Back in the day, HTC was one of the biggest and best Android manufacturers out there. It made a number of the most important Android handsets in the early days, including the very first -- the T-Mobile G1 -- as well as Google's Nexus One. In recent years, however, Samsung took over the market with its Galaxy series; as such, HTC has been losing money and struggling for relevance. Given those struggles, it looks like HTC is investigating a major shakeup. Bloomberg is reporting that the company is investigating a sale of some kind.
It could sell off its Vive VR hardware business, which is probably the most successful and valuable part of the company these days. This would follow a move made last year when control of the Vive business was put in the hands of a wholly-owned subsidiary company. Another option being considered is a full sale of the entire company, which would include both the smartphone and VR businesses. Sources Bloomberg spoke with feel this is less likely because such an sale doesn't fit quite as well with one single buyer.
This is far from a done deal; no potential buyers were cited nor was any timetable given. But given how difficult it is to make money as an Android device manufacturer, it's not terribly surprising to hear that HTC is figuring out alternatives to just staying the course. That said, HTC has gotten some of its smartphone mojo back in the last few years, at least from a product quality point of view. Both 2016's HTC 10 and this year's U11 are the best phones the company has produced in years and the first that we could really recommend without reservation. HTC also was the manufacturer behind Google's first Pixel phones, a contract that lends the brand some credibility.

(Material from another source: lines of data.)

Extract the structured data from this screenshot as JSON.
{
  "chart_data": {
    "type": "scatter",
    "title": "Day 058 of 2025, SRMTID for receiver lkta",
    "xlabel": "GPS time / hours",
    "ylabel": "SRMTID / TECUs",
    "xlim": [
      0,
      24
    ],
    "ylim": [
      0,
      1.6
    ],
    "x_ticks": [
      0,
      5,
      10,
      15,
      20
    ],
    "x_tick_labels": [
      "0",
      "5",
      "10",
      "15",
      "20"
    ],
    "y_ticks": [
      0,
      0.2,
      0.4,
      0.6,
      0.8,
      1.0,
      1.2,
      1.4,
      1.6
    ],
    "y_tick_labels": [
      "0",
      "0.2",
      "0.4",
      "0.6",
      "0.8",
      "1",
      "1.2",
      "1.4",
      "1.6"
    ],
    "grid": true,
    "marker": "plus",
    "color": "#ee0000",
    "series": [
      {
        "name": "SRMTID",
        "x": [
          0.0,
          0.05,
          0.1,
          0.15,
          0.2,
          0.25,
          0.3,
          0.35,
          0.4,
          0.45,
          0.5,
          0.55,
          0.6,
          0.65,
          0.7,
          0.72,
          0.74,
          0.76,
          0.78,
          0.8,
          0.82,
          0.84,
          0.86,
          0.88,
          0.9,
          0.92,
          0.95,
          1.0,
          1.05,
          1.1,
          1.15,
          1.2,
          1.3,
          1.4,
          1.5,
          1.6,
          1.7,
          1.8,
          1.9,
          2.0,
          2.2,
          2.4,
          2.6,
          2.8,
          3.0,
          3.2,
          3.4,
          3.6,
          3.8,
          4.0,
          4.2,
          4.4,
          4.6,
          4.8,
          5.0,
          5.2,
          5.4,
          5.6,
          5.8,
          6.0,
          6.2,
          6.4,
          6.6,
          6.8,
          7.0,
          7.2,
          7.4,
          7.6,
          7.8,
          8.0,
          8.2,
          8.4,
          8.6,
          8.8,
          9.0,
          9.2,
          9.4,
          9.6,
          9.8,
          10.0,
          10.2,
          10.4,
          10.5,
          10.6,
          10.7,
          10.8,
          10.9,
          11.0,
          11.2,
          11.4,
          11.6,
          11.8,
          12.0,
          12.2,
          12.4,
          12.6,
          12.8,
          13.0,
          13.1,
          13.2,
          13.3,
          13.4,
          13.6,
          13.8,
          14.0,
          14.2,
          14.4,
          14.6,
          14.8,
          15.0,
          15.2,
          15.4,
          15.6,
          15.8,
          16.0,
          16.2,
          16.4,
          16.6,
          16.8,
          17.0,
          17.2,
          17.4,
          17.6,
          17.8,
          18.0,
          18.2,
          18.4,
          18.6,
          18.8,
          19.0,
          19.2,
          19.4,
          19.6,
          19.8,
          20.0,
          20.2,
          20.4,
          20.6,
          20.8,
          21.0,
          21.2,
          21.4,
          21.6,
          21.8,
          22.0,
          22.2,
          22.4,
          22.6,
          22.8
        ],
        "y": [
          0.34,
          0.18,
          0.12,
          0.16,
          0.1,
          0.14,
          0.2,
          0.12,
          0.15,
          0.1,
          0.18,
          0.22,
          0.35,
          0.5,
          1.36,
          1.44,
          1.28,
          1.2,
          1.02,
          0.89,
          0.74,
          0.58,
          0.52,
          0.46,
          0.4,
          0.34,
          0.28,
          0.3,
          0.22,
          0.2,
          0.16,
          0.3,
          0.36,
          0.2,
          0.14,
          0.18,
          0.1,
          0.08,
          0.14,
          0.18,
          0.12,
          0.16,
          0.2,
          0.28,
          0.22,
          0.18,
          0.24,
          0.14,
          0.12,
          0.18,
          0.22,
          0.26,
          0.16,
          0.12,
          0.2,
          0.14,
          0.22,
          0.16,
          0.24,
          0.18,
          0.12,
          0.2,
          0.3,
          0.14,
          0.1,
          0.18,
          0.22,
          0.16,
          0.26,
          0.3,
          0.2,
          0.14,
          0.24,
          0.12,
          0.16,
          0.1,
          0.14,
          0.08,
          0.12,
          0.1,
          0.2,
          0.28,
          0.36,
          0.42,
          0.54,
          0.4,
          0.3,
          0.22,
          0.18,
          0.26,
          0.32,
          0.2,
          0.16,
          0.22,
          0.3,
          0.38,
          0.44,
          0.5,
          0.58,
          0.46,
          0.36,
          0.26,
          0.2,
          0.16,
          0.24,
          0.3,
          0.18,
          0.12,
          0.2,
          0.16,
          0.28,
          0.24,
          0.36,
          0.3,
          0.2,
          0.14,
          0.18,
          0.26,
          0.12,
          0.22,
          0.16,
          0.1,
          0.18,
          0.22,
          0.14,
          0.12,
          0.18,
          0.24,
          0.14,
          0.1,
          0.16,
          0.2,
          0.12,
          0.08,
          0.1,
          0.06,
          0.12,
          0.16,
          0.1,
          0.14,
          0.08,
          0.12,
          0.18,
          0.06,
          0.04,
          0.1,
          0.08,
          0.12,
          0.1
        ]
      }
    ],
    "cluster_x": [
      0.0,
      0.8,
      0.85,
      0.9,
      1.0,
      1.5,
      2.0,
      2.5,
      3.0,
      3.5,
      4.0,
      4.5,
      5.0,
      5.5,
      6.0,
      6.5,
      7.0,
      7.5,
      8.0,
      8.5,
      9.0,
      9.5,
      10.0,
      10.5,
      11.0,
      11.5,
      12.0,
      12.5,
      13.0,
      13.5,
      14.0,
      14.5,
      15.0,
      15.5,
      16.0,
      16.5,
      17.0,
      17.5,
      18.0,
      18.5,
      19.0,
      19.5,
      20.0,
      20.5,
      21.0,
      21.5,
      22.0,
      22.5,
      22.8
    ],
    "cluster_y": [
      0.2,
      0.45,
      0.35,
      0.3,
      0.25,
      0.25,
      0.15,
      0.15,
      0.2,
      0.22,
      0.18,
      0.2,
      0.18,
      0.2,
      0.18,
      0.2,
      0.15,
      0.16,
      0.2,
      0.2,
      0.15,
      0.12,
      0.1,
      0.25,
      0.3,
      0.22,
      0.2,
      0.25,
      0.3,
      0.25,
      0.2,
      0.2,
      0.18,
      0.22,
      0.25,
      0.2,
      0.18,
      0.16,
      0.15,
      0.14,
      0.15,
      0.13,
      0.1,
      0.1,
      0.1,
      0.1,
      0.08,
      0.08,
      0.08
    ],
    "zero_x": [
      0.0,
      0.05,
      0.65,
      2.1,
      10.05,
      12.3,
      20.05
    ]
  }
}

But good hardware doesn't lead to success -- HTC just isn't a household name in the way that Samsung and Apple are, and thus it's been hard for the company to reverse its fortunes. How selling the Vive business -- arguably the only part of HTC that's truly hitting on all cylinders -- would help HTC in the long run remains to be seen. (Besides the cash infusion that would come with that, of course.) We're probably getting ahead of ourselves with all the speculation, as even Bloomberg says nothing may come of this. But it's definitely worth keeping an eye out to see what'll happen to the first Android smartphone manufacturer in the coming months.